PoissonLikelihoodDistance#
- class deepinv.optim.PoissonLikelihoodDistance(gain=1.0, bkg=0, denormalize=False)[source]#
Bases:
Distance(Negative) Log-likelihood of the Poisson distribution.
\[\distance{y}{x} = \sum_i y_i \log(y_i / x_i) + x_i - y_i\]Note
The function is not Lipschitz smooth w.r.t. \(x\) in the absence of background (\(\beta=0\)).
- Parameters:
gain (float) – gain of the measurement \(y\). Default: 1.0.
bkg (float) – background level \(\beta\). Default: 0.
denormalize (bool) – if True, the measurement is divided by the gain. By default, in the class
physics.noise.PoissonNoise, the measurements are multiplied by the gain after being sampled by the Poisson distribution. Default: True.

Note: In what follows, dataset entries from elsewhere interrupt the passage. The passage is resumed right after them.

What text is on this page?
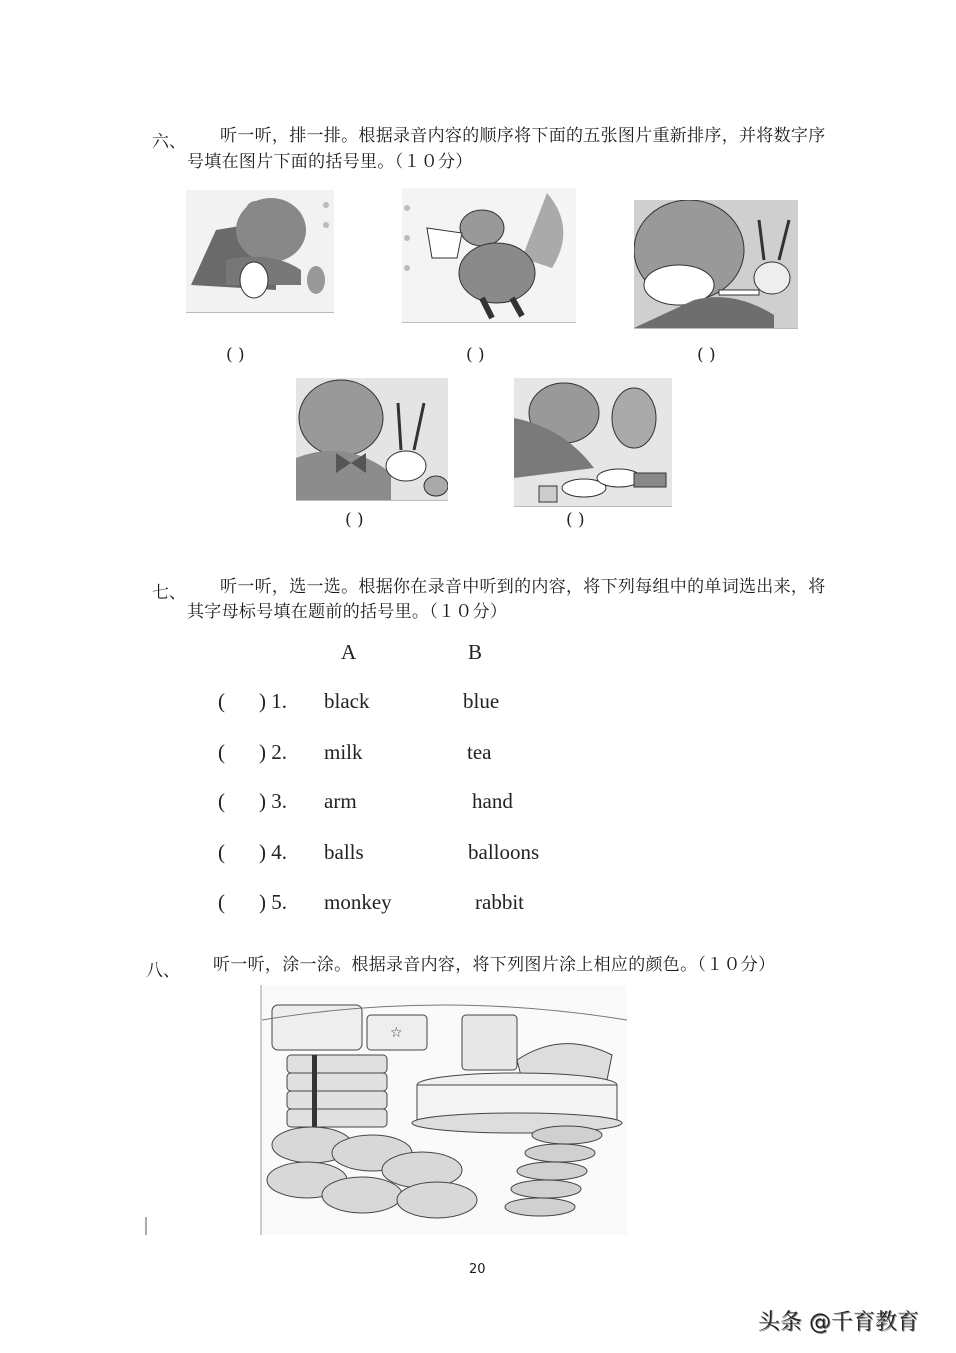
六、 听一听，排一排。根据录音内容的顺序将下面的五张图片重新排序，并将数字序
号填在图片下面的括号里。（１０分）
( )	( )	( )
( )	( )
七、 听一听，选一选。根据你在录音中听到的内容，将下列每组中的单词选出来，将
其字母标号填在题前的括号里。（１０分）
A	B
( ) 1. black	blue
( ) 2. milk	tea
( ) 3. arm	hand
( ) 4. balls	balloons
( ) 5. monkey	rabbit
八、 听一听，涂一涂。根据录音内容，将下列图片涂上相应的颜色。（１０分）
☆
20
头条 @千育教育
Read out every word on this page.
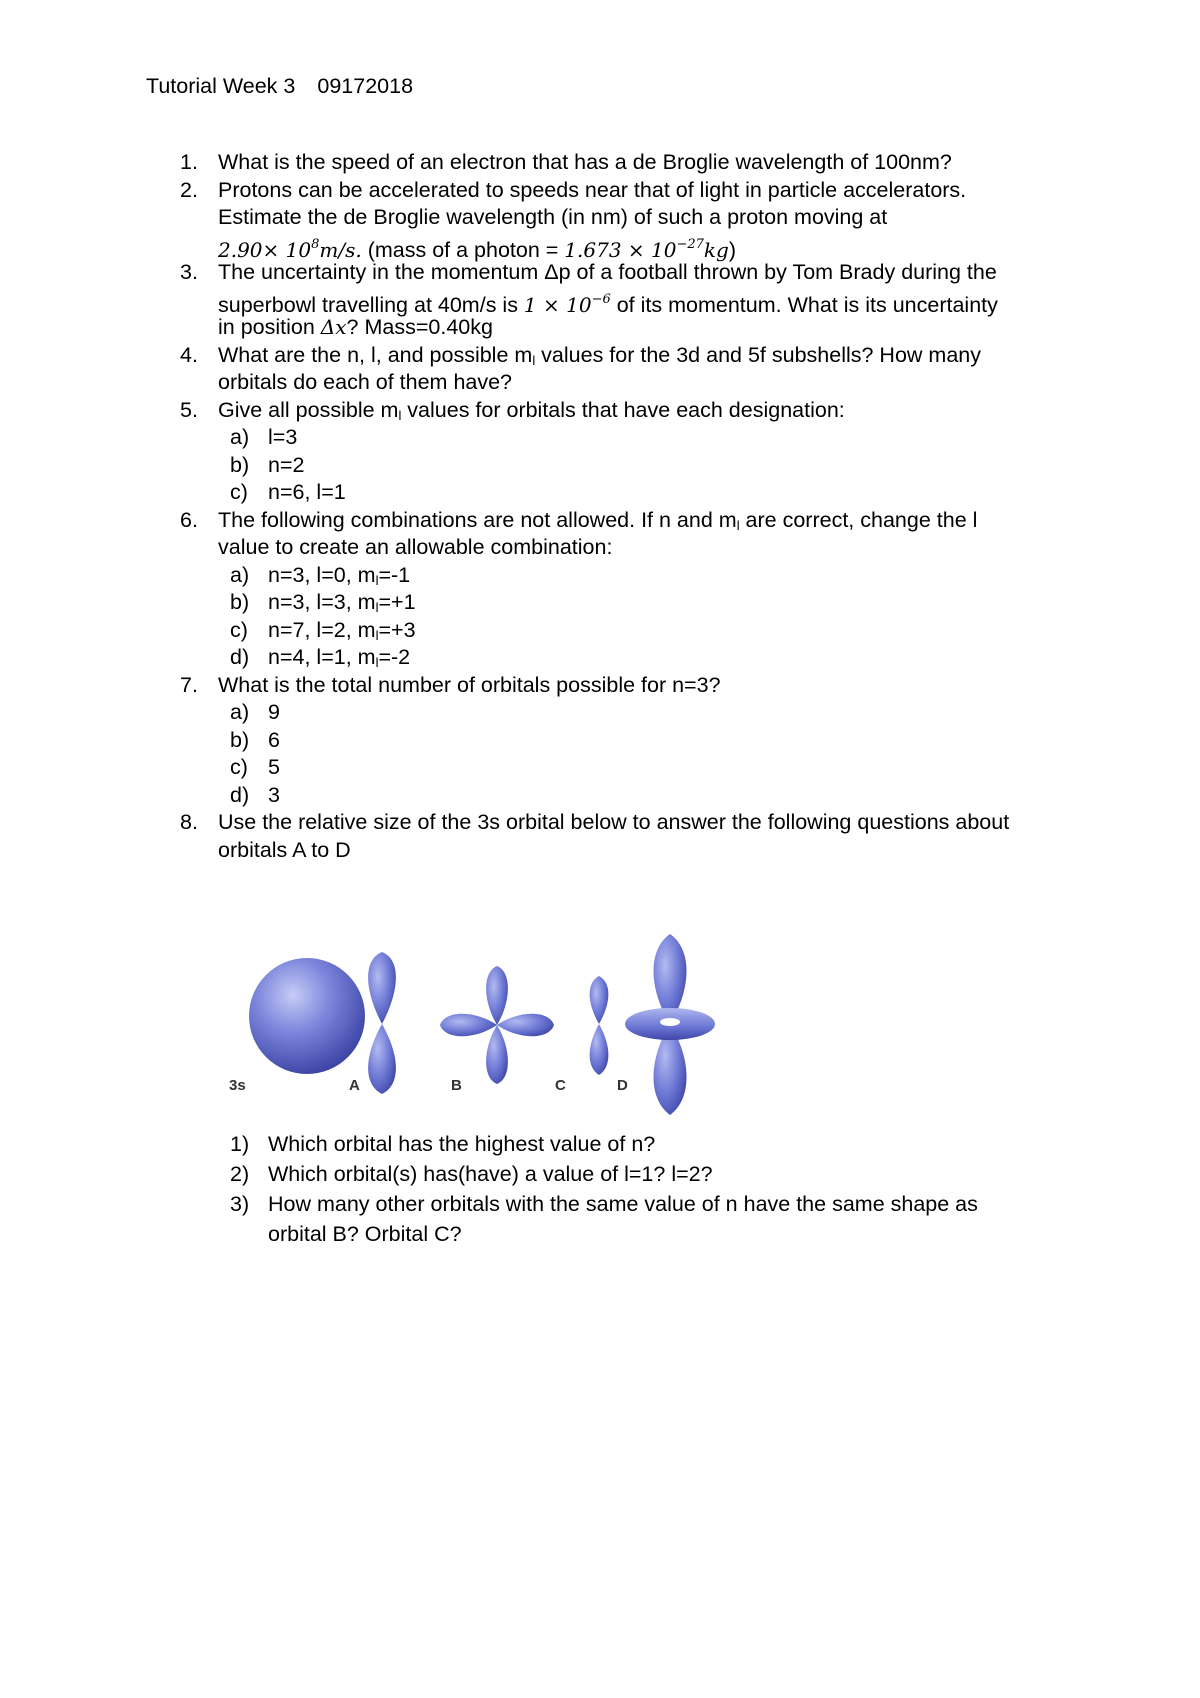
Tutorial Week 3 09172018
1. What is the speed of an electron that has a de Broglie wavelength of 100nm?
2. Protons can be accelerated to speeds near that of light in particle accelerators.
Estimate the de Broglie wavelength (in nm) of such a proton moving at
$2.90\times 10^8m/s$. (mass of a photon = $1.673 \times 10^{-27}kg$)
3. The uncertainty in the momentum Δp of a football thrown by Tom Brady during the
superbowl travelling at 40m/s is $1 \times 10^{-6}$ of its momentum. What is its uncertainty
in position Δx? Mass=0.40kg
4. What are the n, l, and possible $m_l$ values for the 3d and 5f subshells? How many
orbitals do each of them have?
5. Give all possible $m_l$ values for orbitals that have each designation:
a) l=3
b) n=2
c) n=6, l=1
6. The following combinations are not allowed. If n and $m_l$ are correct, change the l
value to create an allowable combination:
a) n=3, l=0, $m_l=-1$
b) n=3, l=3, $m_l=+1$
c) n=7, l=2, $m_l=+3$
d) n=4, l=1, $m_l=-2$
7. What is the total number of orbitals possible for n=3?
a) 9
b) 6
c) 5
d) 3
8. Use the relative size of the 3s orbital below to answer the following questions about
orbitals A to D
3s	A	B	C	D
1) Which orbital has the highest value of n?
2) Which orbital(s) has(have) a value of l=1? l=2?
3) How many other orbitals with the same value of n have the same shape as
orbital B? Orbital C?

- fn(x, y, *args, **kwargs)[source]#
Computes the Kullback-Leibler divergence
- Parameters:
x (torch.Tensor) – Variable \(x\) at which the distance is computed.

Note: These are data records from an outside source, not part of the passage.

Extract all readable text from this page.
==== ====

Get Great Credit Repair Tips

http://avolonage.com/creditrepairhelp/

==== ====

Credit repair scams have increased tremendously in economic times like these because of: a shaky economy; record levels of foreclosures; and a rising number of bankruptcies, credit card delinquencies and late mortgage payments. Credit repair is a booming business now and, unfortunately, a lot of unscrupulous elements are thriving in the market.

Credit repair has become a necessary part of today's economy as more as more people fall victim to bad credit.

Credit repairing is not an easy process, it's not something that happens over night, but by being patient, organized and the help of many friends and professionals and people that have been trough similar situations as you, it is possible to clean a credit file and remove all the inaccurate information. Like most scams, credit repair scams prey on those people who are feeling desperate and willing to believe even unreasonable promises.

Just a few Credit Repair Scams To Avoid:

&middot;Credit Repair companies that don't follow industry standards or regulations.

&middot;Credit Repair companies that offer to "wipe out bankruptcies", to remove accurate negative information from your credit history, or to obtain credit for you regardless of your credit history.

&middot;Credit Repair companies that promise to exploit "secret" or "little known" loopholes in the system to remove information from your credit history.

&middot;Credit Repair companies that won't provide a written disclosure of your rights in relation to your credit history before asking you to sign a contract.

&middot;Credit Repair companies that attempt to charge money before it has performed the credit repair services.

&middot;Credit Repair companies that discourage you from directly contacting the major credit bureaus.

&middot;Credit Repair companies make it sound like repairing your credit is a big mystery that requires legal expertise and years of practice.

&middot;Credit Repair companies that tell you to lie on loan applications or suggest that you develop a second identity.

y (torch.Tensor) – Observation \(y\).
- grad(x, y, *args, **kwargs)[source]#
Gradient of the Kullback-Leibler divergence
- Parameters:
x (torch.Tensor) – signal \(x\) at which the function is computed.
y (torch.Tensor) – measurement \(y\).
- prox(x, y, *args, gamma=1.0, **kwargs)[source]#
Proximal operator of the Kullback-Leibler divergence
- Parameters:
x (torch.Tensor) – signal \(x\) at which the function is computed.
y (torch.Tensor) – measurement \(y\).
gamma (float) – proximity operator step size.